The researchers also took fluids from the small intestines of three human study participants who were fed a typical diet and tried to grow different strains of C. difficile in it. Sure enough, RT027 responded to the trehalose in the bodily fluid, while other strains did not.

There’s another reason scientists suspect trehalose is feeding the growth of these C. difficile superbugs: Both started making their big breaks roughly around the same time, researchers said.

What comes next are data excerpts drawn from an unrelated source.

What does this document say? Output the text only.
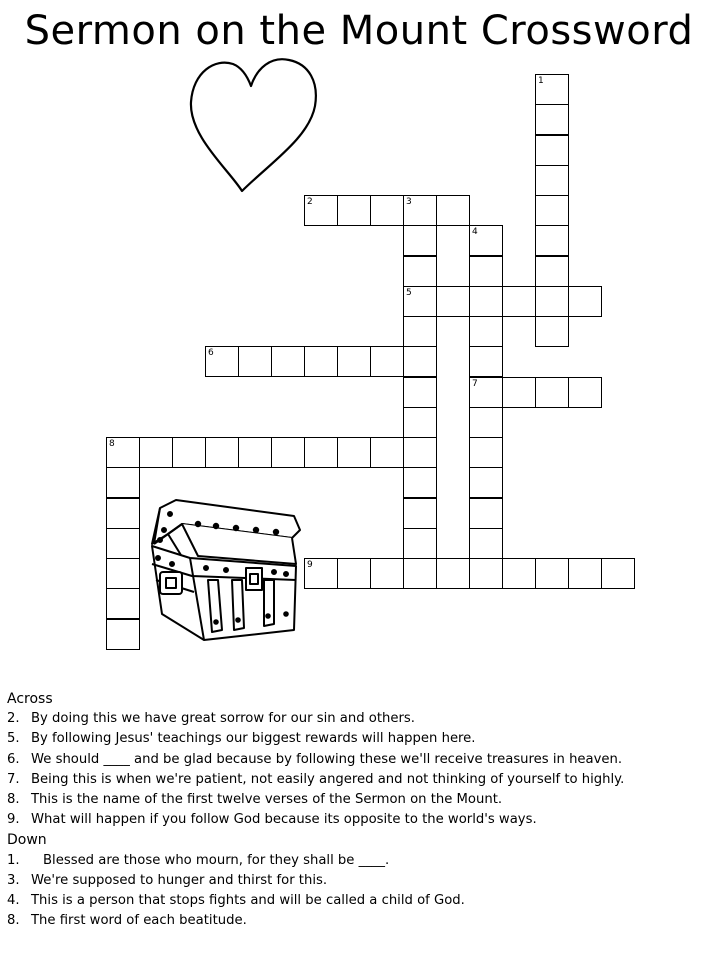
Sermon on the Mount Crossword
1
2	3
5
4
7
6
8
9
Across
2. By doing this we have great sorrow for our sin and others.
5. By following Jesus' teachings our biggest rewards will happen here.
6. We should ____ and be glad because by following these we'll receive treasures in heaven.
7. Being this is when we're patient, not easily angered and not thinking of yourself to highly.
8. This is the name of the first twelve verses of the Sermon on the Mount.
9. What will happen if you follow God because its opposite to the world's ways.
Down
1. Blessed are those who mourn, for they shall be ____.
3. We're supposed to hunger and thirst for this.
4. This is a person that stops fights and will be called a child of God.
8. The first word of each beatitude.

“Although considered an ideal sugar for use in the food industry, the use of trehalose in the United States and Europe was limited before 2000 owing to the high cost of production (approximately U.S. $700 per kilogram),” the authors pointed out. “The innovation of a novel enzymatic method for low-cost production from starch made it commercially viable as a food supplement (approximately U.S. $3 per kilogram).”

For now, this evidence doesn’t definitively prove whether trehalose helped fuel the C. difficile strains. But the findings are pretty telling and worthy of more study, Ballard said.

“Despite these concerns, the correlative findings of Collins and colleagues’ study are compelling,” he added. “It is impossible to know all the details of events surrounding the recent C. difficile epidemics, but the circumstantial and experimental evidence points to trehalose as an unexpected culprit.”